A week later the minister calls back and says, ‘I have a job for your son, he will be a secretary in my ministry, he will earn 10,000 Euros a month and he can start next week. But the MP complains; ‘this is not what I wanted, I want to teach my son how to work hard.”
So a week later the minister calls the MP back.
“Okay I have another job for your son, he will be a secretary to the Minister of Defense, he will earn 5,000 Euros a month and start next week.”
But still the MP complains.
“That’s not what I wanted, don’t you have a job that earns 700 Euros a month and involves hard work?”
And the minister replies: “But that is impossible, you need qualifications for those jobs.”
Many Greek people, like Danai and her friends, feel they are now being punished for these sins of their politicians.
The other fear, the fear of losing control of Greece, can also be seen on the streets of Athens.
When we were talking about the reputation of Greek people for driving in a fairly crazy fashion and disobeying all road rules Danai told me for Greeks following rules can still be an issue.

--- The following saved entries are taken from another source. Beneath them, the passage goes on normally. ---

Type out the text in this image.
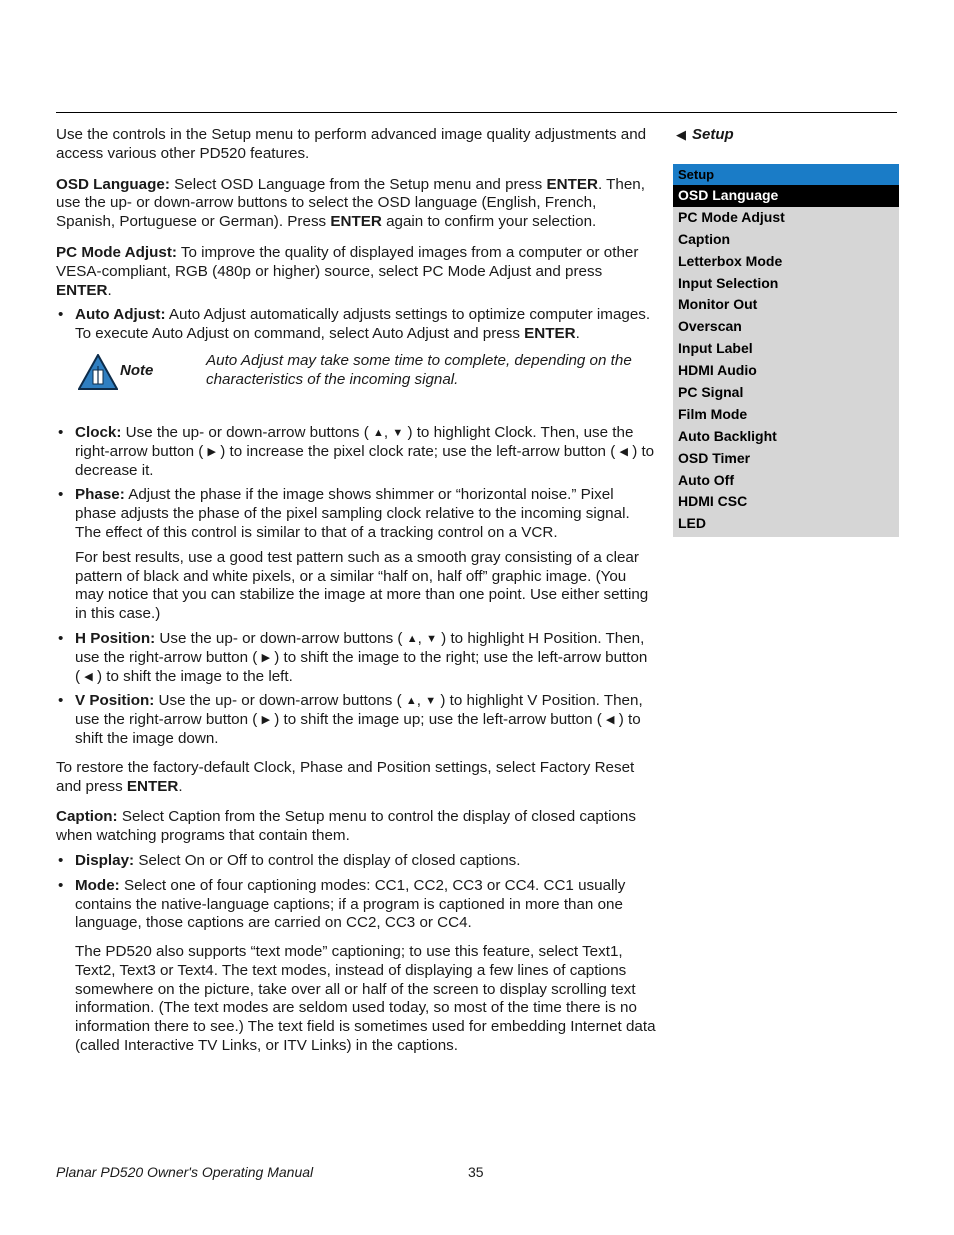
Use the controls in the Setup menu to perform advanced image quality adjustments and access various other PD520 features.

OSD Language: Select OSD Language from the Setup menu and press ENTER. Then, use the up- or down-arrow buttons to select the OSD language (English, French, Spanish, Portuguese or German). Press ENTER again to confirm your selection.

PC Mode Adjust: To improve the quality of displayed images from a computer or other VESA-compliant, RGB (480p or higher) source, select PC Mode Adjust and press ENTER.

• Auto Adjust: Auto Adjust automatically adjusts settings to optimize computer images. To execute Auto Adjust on command, select Auto Adjust and press ENTER.
Note
Auto Adjust may take some time to complete, depending on the characteristics of the incoming signal.
• Clock: Use the up- or down-arrow buttons ( ▲, ▼ ) to highlight Clock. Then, use the right-arrow button ( ▶ ) to increase the pixel clock rate; use the left-arrow button ( ◀ ) to decrease it.
• Phase: Adjust the phase if the image shows shimmer or “horizontal noise.” Pixel phase adjusts the phase of the pixel sampling clock relative to the incoming signal. The effect of this control is similar to that of a tracking control on a VCR.

For best results, use a good test pattern such as a smooth gray consisting of a clear pattern of black and white pixels, or a similar “half on, half off” graphic image. (You may notice that you can stabilize the image at more than one point. Use either setting in this case.)

• H Position: Use the up- or down-arrow buttons ( ▲, ▼ ) to highlight H Position. Then, use the right-arrow button ( ▶ ) to shift the image to the right; use the left-arrow button ( ◀ ) to shift the image to the left.
• V Position: Use the up- or down-arrow buttons ( ▲, ▼ ) to highlight V Position. Then, use the right-arrow button ( ▶ ) to shift the image up; use the left-arrow button ( ◀ ) to shift the image down.

To restore the factory-default Clock, Phase and Position settings, select Factory Reset and press ENTER.

Caption: Select Caption from the Setup menu to control the display of closed captions when watching programs that contain them.

• Display: Select On or Off to control the display of closed captions.
• Mode: Select one of four captioning modes: CC1, CC2, CC3 or CC4. CC1 usually contains the native-language captions; if a program is captioned in more than one language, those captions are carried on CC2, CC3 or CC4.

The PD520 also supports “text mode” captioning; to use this feature, select Text1, Text2, Text3 or Text4. The text modes, instead of displaying a few lines of captions somewhere on the picture, take over all or half of the screen to display scrolling text information. (The text modes are seldom used today, so most of the time there is no information there to see.) The text field is sometimes used for embedding Internet data (called Interactive TV Links, or ITV Links) in the captions.

◀ Setup
Setup
OSD Language
PC Mode Adjust
Caption
Letterbox Mode
Input Selection
Monitor Out
Overscan
Input Label
HDMI Audio
PC Signal
Film Mode
Auto Backlight
OSD Timer
Auto Off
HDMI CSC
LED
Planar PD520 Owner's Operating Manual	35
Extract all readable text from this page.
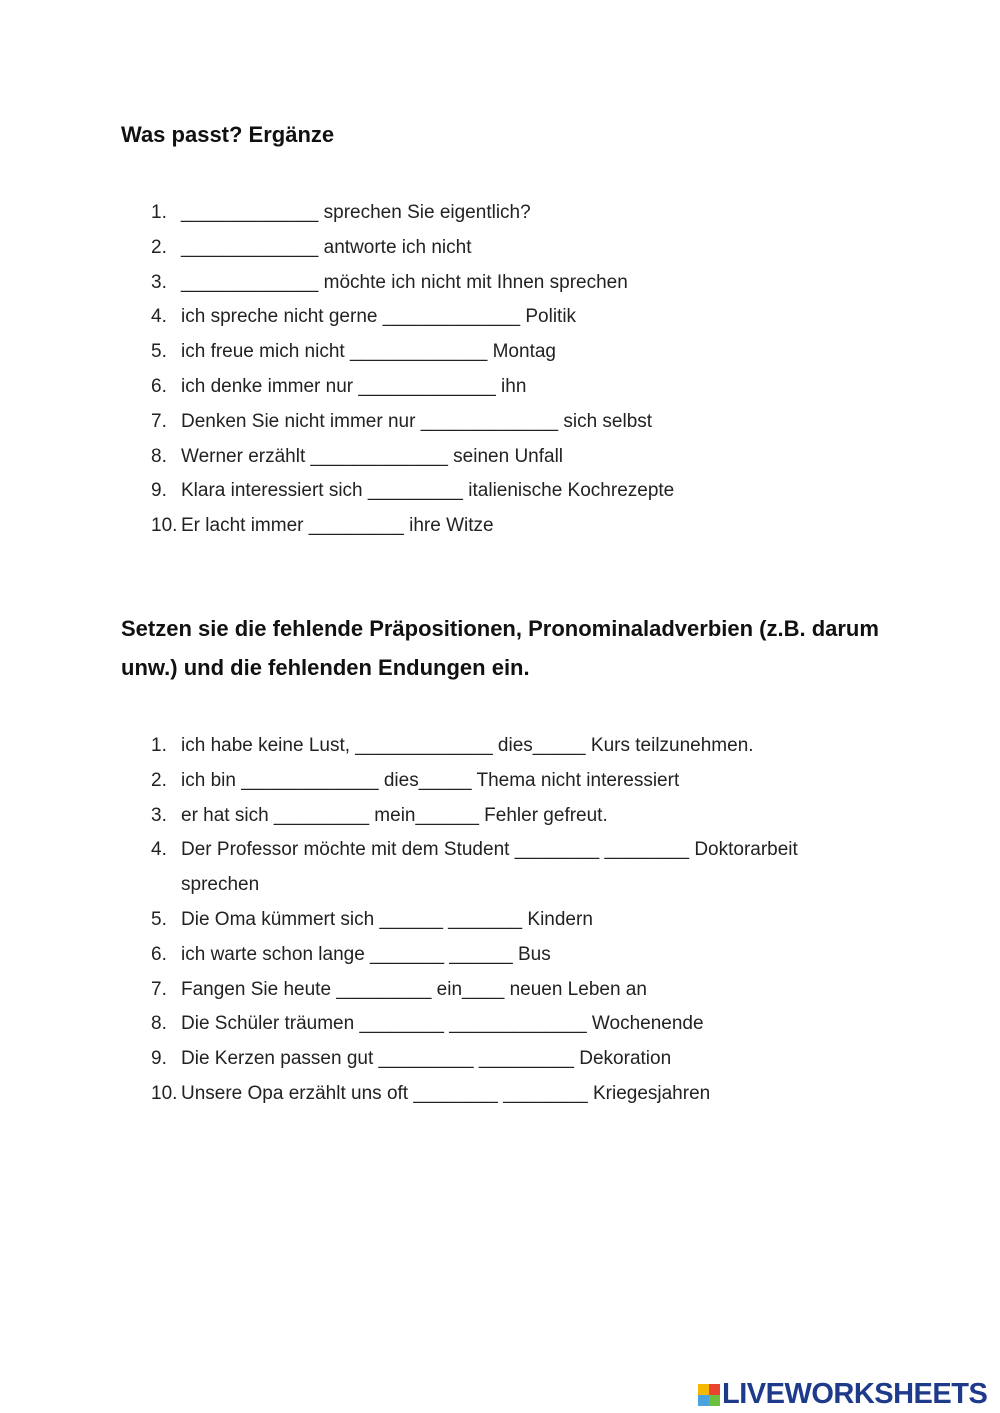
Was passt? Ergänze
1. _____________ sprechen Sie eigentlich?
2. _____________ antworte ich nicht
3. _____________ möchte ich nicht mit Ihnen sprechen
4. ich spreche nicht gerne _____________ Politik
5. ich freue mich nicht _____________ Montag
6. ich denke immer nur _____________ ihn
7. Denken Sie nicht immer nur _____________ sich selbst
8. Werner erzählt _____________ seinen Unfall
9. Klara interessiert sich _________ italienische Kochrezepte
10. Er lacht immer _________ ihre Witze
Setzen sie die fehlende Präpositionen, Pronominaladverbien (z.B. darum unw.) und die fehlenden Endungen ein.
1. ich habe keine Lust, _____________ dies_____ Kurs teilzunehmen.
2. ich bin _____________ dies_____ Thema nicht interessiert
3. er hat sich _________ mein______ Fehler gefreut.
4. Der Professor möchte mit dem Student ________ ________ Doktorarbeit sprechen
5. Die Oma kümmert sich ______ _______ Kindern
6. ich warte schon lange _______ ______ Bus
7. Fangen Sie heute _________ ein____ neuen Leben an
8. Die Schüler träumen ________ _____________ Wochenende
9. Die Kerzen passen gut _________ _________ Dekoration
10. Unsere Opa erzählt uns oft ________ ________ Kriegesjahren
LIVEWORKSHEETS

“We were ruled by outside powers for so long I think for us we still really want freedom and not to follow any rules,” she explained.
And it is this attitude that more than anything is perhaps what is hurting Greece the most. It’s government did after all not follow the financial rules for a very long time and now its people are bristling at the idea of their country being told what to do.
“What is the worst-case scenerio that could eventuate from this crisis?” I asked Danai over a coffee (in Athens even mass protests haven’t closed the city’s cafes).
“For us to agree to these loans and for the poor and the middle class to get poorer and for the few rich people to get even richer and rule everything,” Danai replied.
“And the best-case scenario?”
“For the Greek courts to rule that these loans are unconstituional and for Greece to renegiotiate them,” Danai said.
And then her mother inturrupted.
“And for new laws to throw in jail all the politicians who create these deals and steal from the state.”
“And what do you think the most likely outcome will be?” I asked.
“We just don’t know, we don’t know,” Danai said.